If I had to sum up All Her Fault in a single word, it would be: laborious.
I don't mind a twisty thriller or being led down the wrong path. But this one never really worked for me.
The novel opens with an interesting premise. Marissa arrives at a house to collect her young son, Milo, from a playdate, only to discover that the address she has been given belongs to a complete stranger. There is no playdate, and Milo has been kidnapped. It's the sort of opening that should get you excited but instead, I found myself struggling to engage.
The story is told from two perspectives: Marissa, the mother of the missing child, and Jenny, another school parent whose son was unknowingly used to lure Milo away. I suspect Andrea Mara intended these dual perspectives to build tension and perhaps explore some of the complexities of modern parenting and family life. Sadly, neither of those things really landed for me.
The characters felt disappointingly two-dimensional. We have the cliquey, unpleasant school mums and the career mother weighed down by guilt about balancing work and family. They all felt like familiar television archetypes rather than fully realised people. In fact, much of the novel felt as though it had been written with a television adaptation in mind rather than as a novel in its own right.

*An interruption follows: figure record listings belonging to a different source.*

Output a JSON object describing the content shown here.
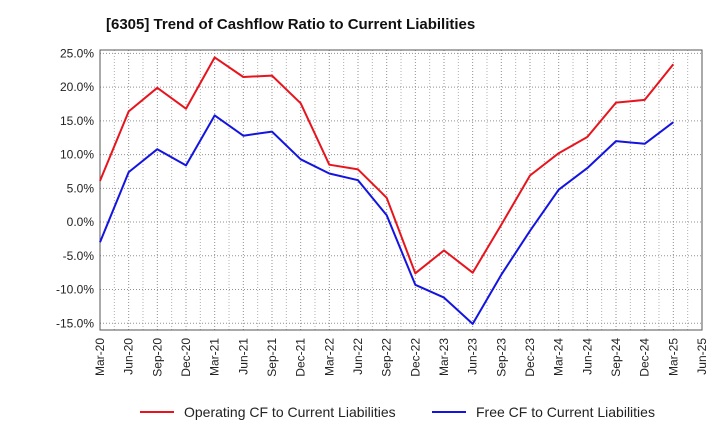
{
  "chart_data": {
    "type": "line",
    "title": "[6305]  Trend of Cashflow Ratio to Current Liabilities",
    "xlabel": "",
    "ylabel": "",
    "categories": [
      "Mar-20",
      "Jun-20",
      "Sep-20",
      "Dec-20",
      "Mar-21",
      "Jun-21",
      "Sep-21",
      "Dec-21",
      "Mar-22",
      "Jun-22",
      "Sep-22",
      "Dec-22",
      "Mar-23",
      "Jun-23",
      "Sep-23",
      "Dec-23",
      "Mar-24",
      "Jun-24",
      "Sep-24",
      "Dec-24",
      "Mar-25",
      "Jun-25"
    ],
    "y_ticks": [
      "25.0%",
      "20.0%",
      "15.0%",
      "10.0%",
      "5.0%",
      "0.0%",
      "-5.0%",
      "-10.0%",
      "-15.0%"
    ],
    "ylim": [
      -16,
      25.5
    ],
    "grid": true,
    "legend_position": "bottom",
    "series": [
      {
        "name": "Operating CF to Current Liabilities",
        "color": "#e8141d",
        "values": [
          6.1,
          16.4,
          19.9,
          16.8,
          24.4,
          21.5,
          21.7,
          17.6,
          8.5,
          7.8,
          3.6,
          -7.6,
          -4.2,
          -7.5,
          -0.4,
          6.9,
          10.2,
          12.6,
          17.7,
          18.1,
          23.4,
          null
        ]
      },
      {
        "name": "Free CF to Current Liabilities",
        "color": "#1414e0",
        "values": [
          -3.0,
          7.4,
          10.8,
          8.4,
          15.8,
          12.8,
          13.4,
          9.3,
          7.2,
          6.2,
          1.0,
          -9.3,
          -11.2,
          -15.1,
          -7.8,
          -1.3,
          4.8,
          8.0,
          12.0,
          11.6,
          14.8,
          null
        ]
      }
    ]
  }
}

Despite being packed with twists and red herrings, the story somehow managed to feel both obvious and overly dramatic at the same time. By the final few reveals, I felt as though I was being asked to perform increasingly elaborate mental gymnastics just to make everything fit together. I appreciate that thrillers often require a degree of suspended disbelief. But this one asked for far too much of it from me.
All Her Fault is interested in blame: who was responsible for Milo's kidnapping, and how responsibility can be shared and imposed upon others. Had the novel leaned more into those themes and been written as more of a literary exploration of guilt and responsibility, I suspect it might have worked better for me. As a thriller, though, it all felt too surface level to have much emotional impact.
It's probably clear by now that I didn't particularly enjoy this one. The premise is undeniably compelling, but the execution simply didn't deliver for me, and unfortunately it's not a novel I would recommend.